Jedoch ist in der Tonerkartusche noch entsprechender Inhalt, den der Chip aber nicht erkennen kann. Hier empfiehlt es sich immer die Option “Leer übergehen” einzustellen und solange wie möglich zu drucken. Oft können noch einige Seiten in bester Qualität gedruckt werden, die man bei Grundeinstellung verschwendet hätte. Mit der Zeit wird der Kontrast etwas nachlassen und der Ausdruck blasser – sobald kein ausreichend guter Druck mehr produziert wird, sollte das Produkt gewechselt werden.
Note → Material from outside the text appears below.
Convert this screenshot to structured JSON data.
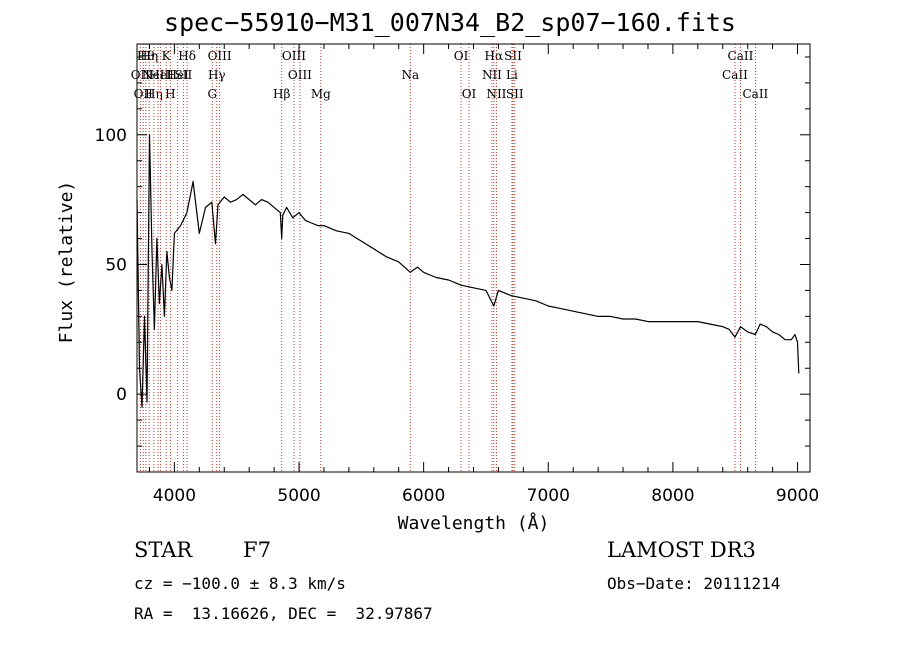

Um Informationen über die Füllmenge zu erhalten, empfiehlt sich die Einstellung unter System-Setup » Druckqualität » Patrone f. leer. In diesem Menüpunkt kann eingestellt werden, ab welchem Prozentsatz der Drucker die Meldung über geringen Tonerstand ausgibt.

Da in unserer Leergutabteilung allzu oft “leere” Originaltoner geprüft werden, deren Füllmenge noch bis zu 50% beträgt, scheint die Option “Leer übergehen” noch nicht allzu oft genutzt zu werden. Um effektiv Druckkosten zu senken empfiehlt es sich auf keine Anweisungen bzgl. leerem Toner oder Druckerpatrone zu achten, sondern das Drucker-Verbrauchsmaterial erst zu wechseln, wenn der Inhalt vollständig verdruckt ist. Dies schont nicht nur den Geldbeutel, sondern auch die Umwelt!